Monday, April 20, 2009

Promising the Dawn

I believe that Einstein got it right when he said that “vision without execution is hallucination”. Fundamentally, leadership is about translating vision into workplace reality with the execution capacity to make something happen. That “something”, is the creation of a value proposition linking, and holding in trust, the interests of all stakeholders of the enterprise – owners, investors, management, customers and employees. When the “line of sight” of each is common and focused on mutually beneficial means and ends, the enterprise flourishes.
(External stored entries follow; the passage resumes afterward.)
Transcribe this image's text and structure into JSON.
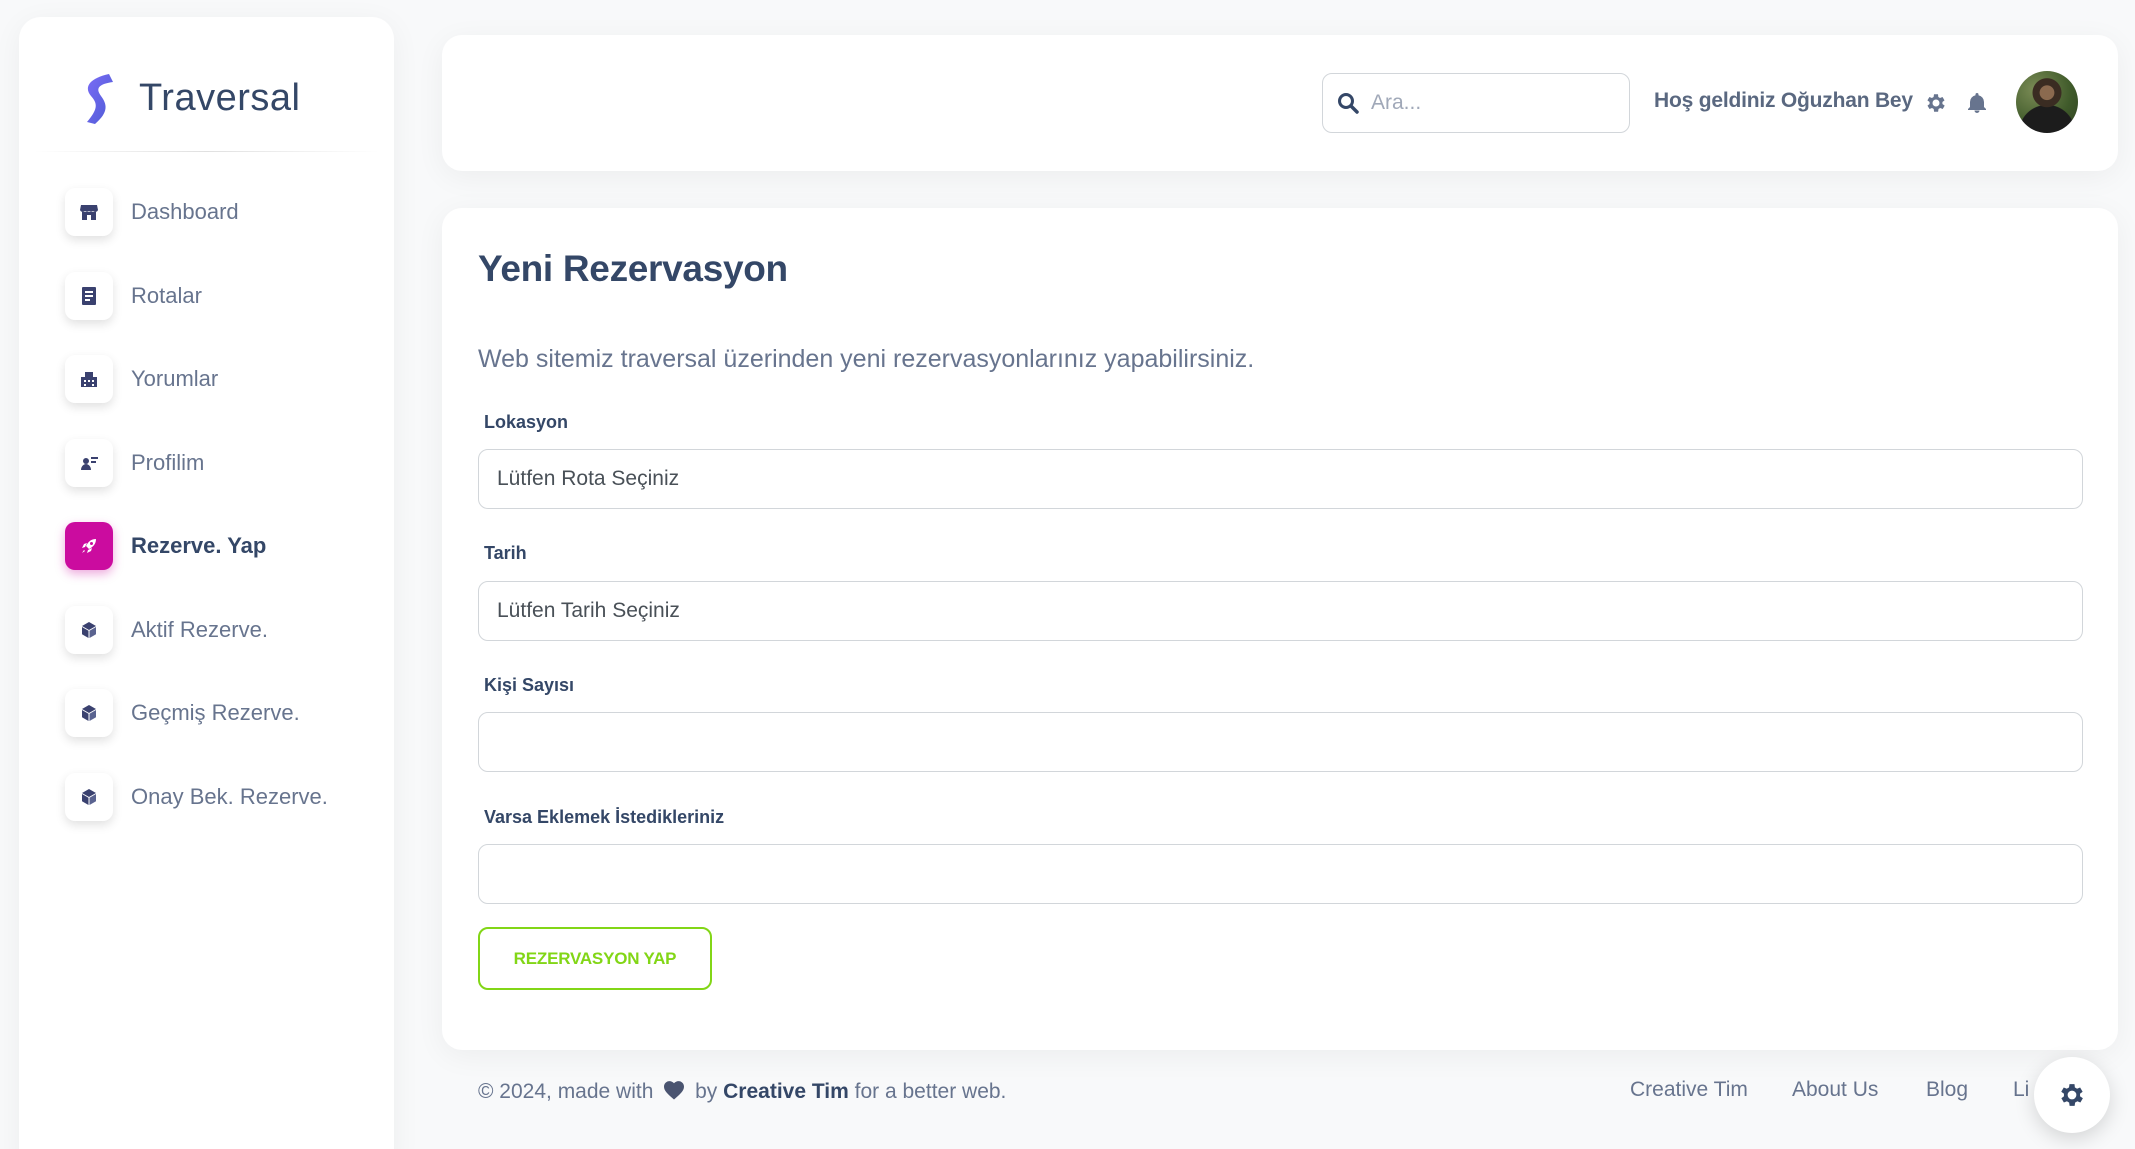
{
  "brand": {
    "name": "Traversal"
  },
  "sidebar": {
    "items": [
      {
        "label": "Dashboard",
        "icon": "shop-icon",
        "active": false
      },
      {
        "label": "Rotalar",
        "icon": "document-icon",
        "active": false
      },
      {
        "label": "Yorumlar",
        "icon": "office-icon",
        "active": false
      },
      {
        "label": "Profilim",
        "icon": "user-card-icon",
        "active": false
      },
      {
        "label": "Rezerve. Yap",
        "icon": "rocket-icon",
        "active": true
      },
      {
        "label": "Aktif Rezerve.",
        "icon": "box-icon",
        "active": false
      },
      {
        "label": "Geçmiş Rezerve.",
        "icon": "box-icon",
        "active": false
      },
      {
        "label": "Onay Bek. Rezerve.",
        "icon": "box-icon",
        "active": false
      }
    ],
    "active_color": "#cb0c9f"
  },
  "topbar": {
    "search_placeholder": "Ara...",
    "welcome": "Hoş geldiniz Oğuzhan Bey"
  },
  "form": {
    "title": "Yeni Rezervasyon",
    "description": "Web sitemiz traversal üzerinden yeni rezervasyonlarınız yapabilirsiniz.",
    "location_label": "Lokasyon",
    "location_value": "Lütfen Rota Seçiniz",
    "date_label": "Tarih",
    "date_value": "Lütfen Tarih Seçiniz",
    "people_label": "Kişi Sayısı",
    "people_value": "",
    "notes_label": "Varsa Eklemek İstedikleriniz",
    "notes_value": "",
    "submit_label": "REZERVASYON YAP",
    "submit_color": "#82d616"
  },
  "footer": {
    "copyright_prefix": "© 2024, made with",
    "by": "by",
    "author": "Creative Tim",
    "suffix": "for a better web.",
    "links": [
      "Creative Tim",
      "About Us",
      "Blog",
      "Li"
    ]
  }
}
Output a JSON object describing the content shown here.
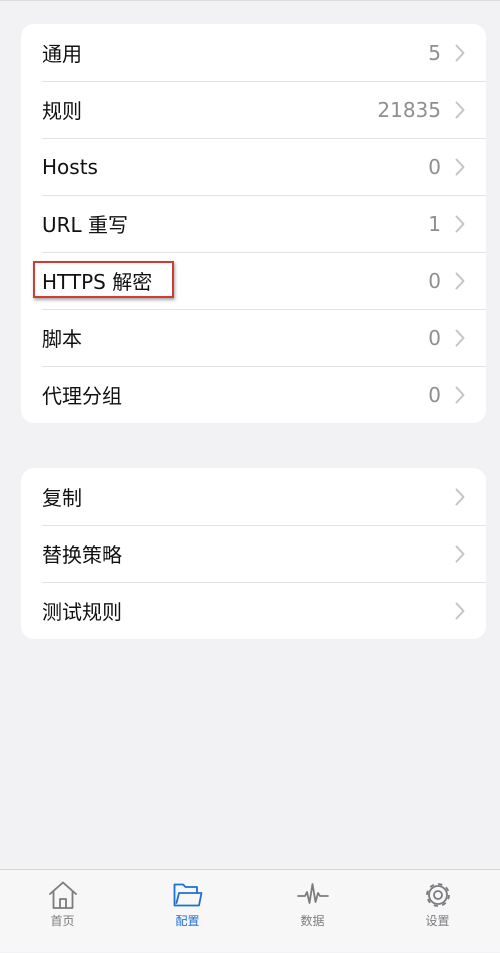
{
  "groups": [
    {
      "items": [
        {
          "label": "通用",
          "value": "5"
        },
        {
          "label": "规则",
          "value": "21835"
        },
        {
          "label": "Hosts",
          "value": "0"
        },
        {
          "label": "URL 重写",
          "value": "1"
        },
        {
          "label": "HTTPS 解密",
          "value": "0"
        },
        {
          "label": "脚本",
          "value": "0"
        },
        {
          "label": "代理分组",
          "value": "0"
        }
      ]
    },
    {
      "items": [
        {
          "label": "复制"
        },
        {
          "label": "替换策略"
        },
        {
          "label": "测试规则"
        }
      ]
    }
  ],
  "highlight": {
    "target": "HTTPS 解密",
    "color": "#d23a32"
  },
  "tabbar": {
    "active": "配置",
    "accent": "#1e6fd2",
    "tabs": [
      {
        "label": "首页",
        "icon": "home-icon"
      },
      {
        "label": "配置",
        "icon": "folder-icon"
      },
      {
        "label": "数据",
        "icon": "activity-icon"
      },
      {
        "label": "设置",
        "icon": "gear-icon"
      }
    ]
  }
}
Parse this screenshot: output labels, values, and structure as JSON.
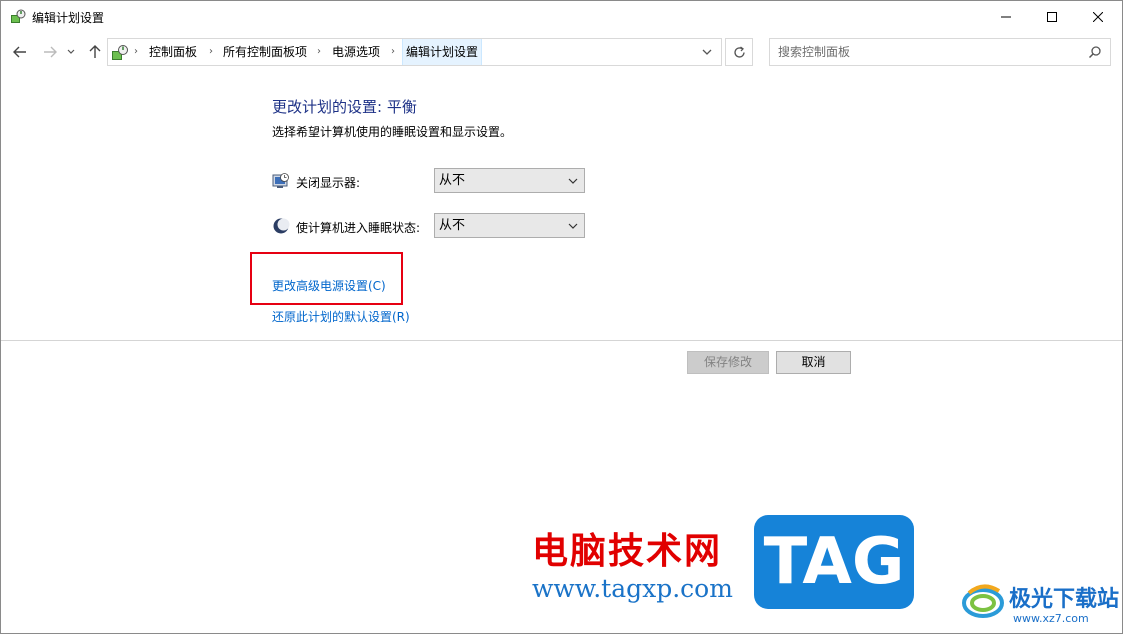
{
  "window": {
    "title": "编辑计划设置",
    "icon": "power-options-icon"
  },
  "address_bar": {
    "breadcrumbs": [
      "控制面板",
      "所有控制面板项",
      "电源选项",
      "编辑计划设置"
    ]
  },
  "search": {
    "placeholder": "搜索控制面板"
  },
  "content": {
    "heading": "更改计划的设置: 平衡",
    "subtitle": "选择希望计算机使用的睡眠设置和显示设置。",
    "settings": [
      {
        "label": "关闭显示器:",
        "value": "从不",
        "icon": "display-icon"
      },
      {
        "label": "使计算机进入睡眠状态:",
        "value": "从不",
        "icon": "sleep-moon-icon"
      }
    ],
    "links": {
      "advanced": "更改高级电源设置(C)",
      "restore": "还原此计划的默认设置(R)"
    },
    "buttons": {
      "save": "保存修改",
      "cancel": "取消"
    }
  },
  "watermark": {
    "site_name": "电脑技术网",
    "site_url": "www.tagxp.com",
    "tag_text": "TAG",
    "logo_name": "极光下载站",
    "logo_url": "www.xz7.com"
  },
  "colors": {
    "heading": "#1e3287",
    "link": "#0066cc",
    "highlight_box": "#e60012"
  }
}
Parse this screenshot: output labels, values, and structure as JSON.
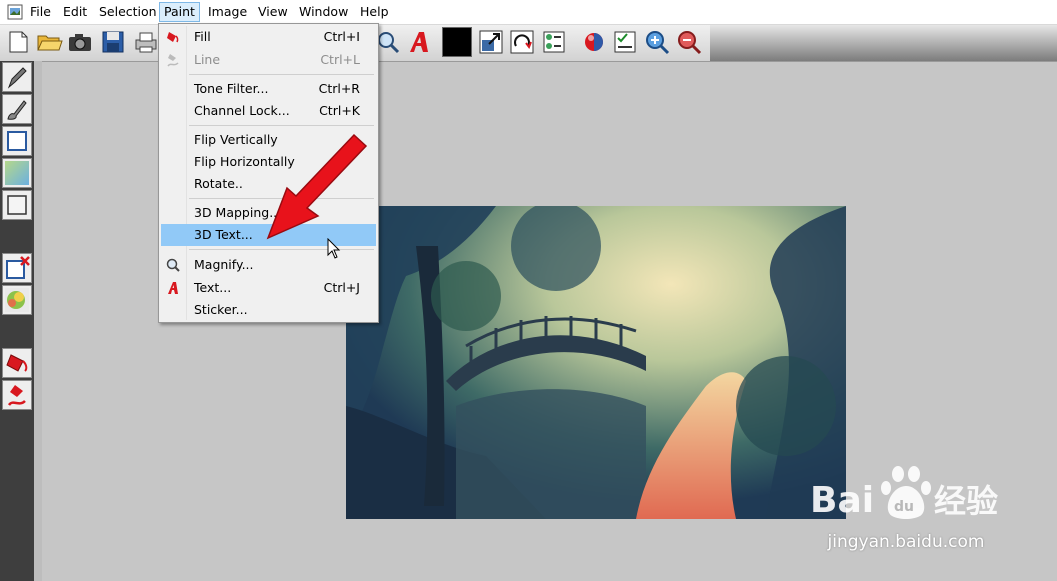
{
  "menubar": {
    "items": [
      {
        "label": "File"
      },
      {
        "label": "Edit"
      },
      {
        "label": "Selection"
      },
      {
        "label": "Paint"
      },
      {
        "label": "Image"
      },
      {
        "label": "View"
      },
      {
        "label": "Window"
      },
      {
        "label": "Help"
      }
    ],
    "active": "Paint"
  },
  "paint_menu": {
    "items": [
      {
        "label": "Fill",
        "shortcut": "Ctrl+I",
        "icon": "fill-bucket-icon",
        "enabled": true
      },
      {
        "label": "Line",
        "shortcut": "Ctrl+L",
        "icon": "line-pen-icon",
        "enabled": false
      },
      {
        "label": "Tone Filter...",
        "shortcut": "Ctrl+R",
        "enabled": true
      },
      {
        "label": "Channel Lock...",
        "shortcut": "Ctrl+K",
        "enabled": true
      },
      {
        "label": "Flip Vertically",
        "shortcut": "",
        "enabled": true
      },
      {
        "label": "Flip Horizontally",
        "shortcut": "",
        "enabled": true
      },
      {
        "label": "Rotate..",
        "shortcut": "",
        "enabled": true
      },
      {
        "label": "3D Mapping...",
        "shortcut": "",
        "enabled": true
      },
      {
        "label": "3D Text...",
        "shortcut": "",
        "enabled": true,
        "highlighted": true
      },
      {
        "label": "Magnify...",
        "shortcut": "",
        "icon": "magnifier-icon",
        "enabled": true
      },
      {
        "label": "Text...",
        "shortcut": "Ctrl+J",
        "icon": "text-a-icon",
        "enabled": true
      },
      {
        "label": "Sticker...",
        "shortcut": "",
        "enabled": true
      }
    ]
  },
  "toolbar": {
    "icons": [
      "new-document-icon",
      "open-folder-icon",
      "camera-icon",
      "save-icon",
      "print-icon",
      "zoom-icon",
      "text-a-icon",
      "color-swatch-icon",
      "resize-icon",
      "rotate-icon",
      "layers-icon",
      "sticker-icon",
      "color-ball-icon",
      "checklist-icon",
      "zoom-in-icon",
      "zoom-out-icon"
    ],
    "color_swatch": "#000000"
  },
  "left_tools": {
    "icons": [
      "pen-icon",
      "brush-icon",
      "rectangle-select-icon",
      "gradient-icon",
      "rectangle-icon",
      "clear-selection-icon",
      "color-pattern-icon",
      "fill-bucket-icon",
      "line-draw-icon"
    ]
  },
  "watermark": {
    "brand": "Bai 经验",
    "domain": "jingyan.baidu.com"
  },
  "colors": {
    "menu_highlight": "#91c9f7",
    "arrow": "#e8121b",
    "canvas_bg": "#c6c6c6"
  }
}
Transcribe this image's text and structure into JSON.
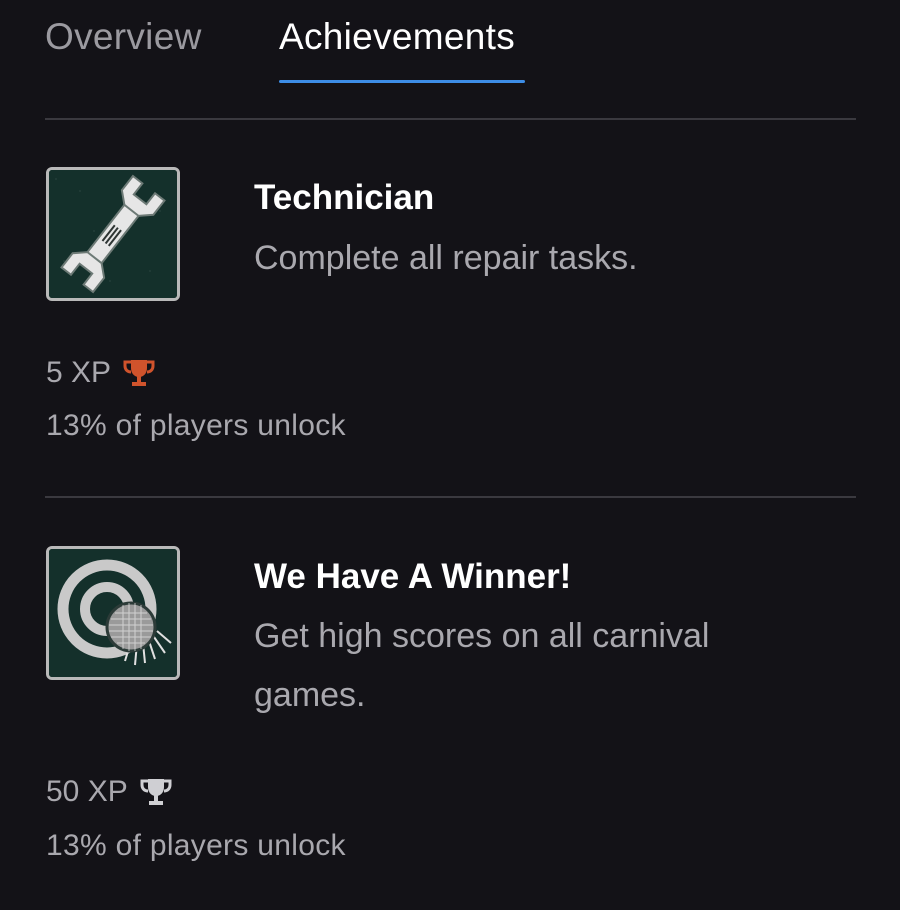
{
  "tabs": [
    {
      "label": "Overview",
      "active": false
    },
    {
      "label": "Achievements",
      "active": true
    }
  ],
  "accent_color": "#3d8de6",
  "achievements": [
    {
      "title": "Technician",
      "description": "Complete all repair tasks.",
      "xp": "5 XP",
      "trophy": "bronze-trophy-icon",
      "trophy_color": "#d0532c",
      "unlock": "13% of players unlock",
      "icon": "wrench-icon"
    },
    {
      "title": "We Have A Winner!",
      "description": "Get high scores on all carnival games.",
      "xp": "50 XP",
      "trophy": "silver-trophy-icon",
      "trophy_color": "#cfcfd3",
      "unlock": "13% of players unlock",
      "icon": "target-ball-icon"
    }
  ]
}
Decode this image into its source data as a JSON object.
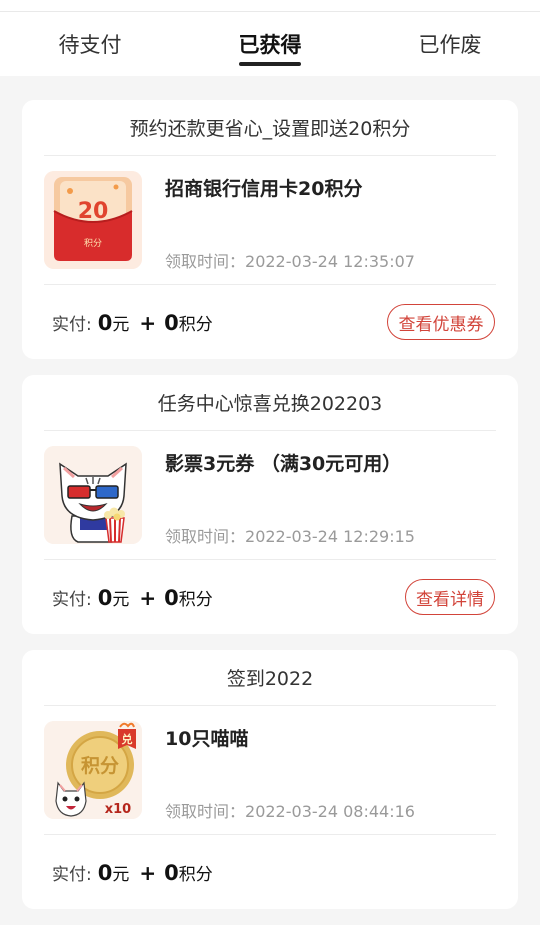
{
  "tabs": [
    {
      "label": "待支付",
      "active": false
    },
    {
      "label": "已获得",
      "active": true
    },
    {
      "label": "已作废",
      "active": false
    }
  ],
  "cards": [
    {
      "title": "预约还款更省心_设置即送20积分",
      "item_name": "招商银行信用卡20积分",
      "time_label": "领取时间：",
      "time_value": "2022-03-24 12:35:07",
      "pay_label": "实付:",
      "pay_cash": "0",
      "pay_cash_unit": "元",
      "pay_plus": "+",
      "pay_points": "0",
      "pay_points_unit": "积分",
      "button": "查看优惠券",
      "thumb": {
        "icon": "points-envelope-icon",
        "number": "20",
        "caption": "积分"
      }
    },
    {
      "title": "任务中心惊喜兑换202203",
      "item_name": "影票3元券 （满30元可用）",
      "time_label": "领取时间：",
      "time_value": "2022-03-24 12:29:15",
      "pay_label": "实付:",
      "pay_cash": "0",
      "pay_cash_unit": "元",
      "pay_plus": "+",
      "pay_points": "0",
      "pay_points_unit": "积分",
      "button": "查看详情",
      "thumb": {
        "icon": "cat-3d-glasses-popcorn-icon"
      }
    },
    {
      "title": "签到2022",
      "item_name": "10只喵喵",
      "time_label": "领取时间：",
      "time_value": "2022-03-24 08:44:16",
      "pay_label": "实付:",
      "pay_cash": "0",
      "pay_cash_unit": "元",
      "pay_plus": "+",
      "pay_points": "0",
      "pay_points_unit": "积分",
      "button": "",
      "thumb": {
        "icon": "points-coin-cat-icon",
        "coin_text": "积分",
        "badge": "兑",
        "multiplier": "x10"
      }
    }
  ],
  "colors": {
    "accent": "#d2443a",
    "background": "#f5f5f5",
    "card": "#ffffff"
  }
}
Deming in my belief was also right when, in one of his 12 points, he stated that organizations need to “drive out fear.” Organizational fear can manifest itself in the most fundamental sense – concern for sustainability – of employment or the business itself. It can also be seen as doubt, doubt that the value proposition I mentioned earlier is important, or doubt that it exists at all. It is a doubt that drives anyone or any part of an enterprise to question their value and place in the grander scheme of things.

What I hold as important, and what I strive to do, is to foster environments where all organizational interests are held in trust and are linked to a common goal of mutual benefit. I believe this is only done by the creation of a vision and mission, supported by strategy and tactics, that “command assent” in their singular clarity. And what would this assent, and the execution behind it lead to – simply, but powerfully – innovation, the acceleration of business growth and sustained profitability, a conscience and bias to community and social well-being, and a workplace populated with hearts and minds whose spirits are not constrained by work, but rather, are empowered and nurtured from it.

The author Herbert Lieberman concludes a novel with the notion, in my paraphrase, that we are all very much like our ancestors, huddled together around a fire, braced against the cold and dark, waiting for a dawn that scarcely promises to come. In organizational terms, fulfilling the promise of this dawn’s coming is realized when capacity and capabilities are aligned to the purpose of benefit for all participants in the enterprise.

May we each in our own way, roles or responsibilities contribute to the light of that dawn.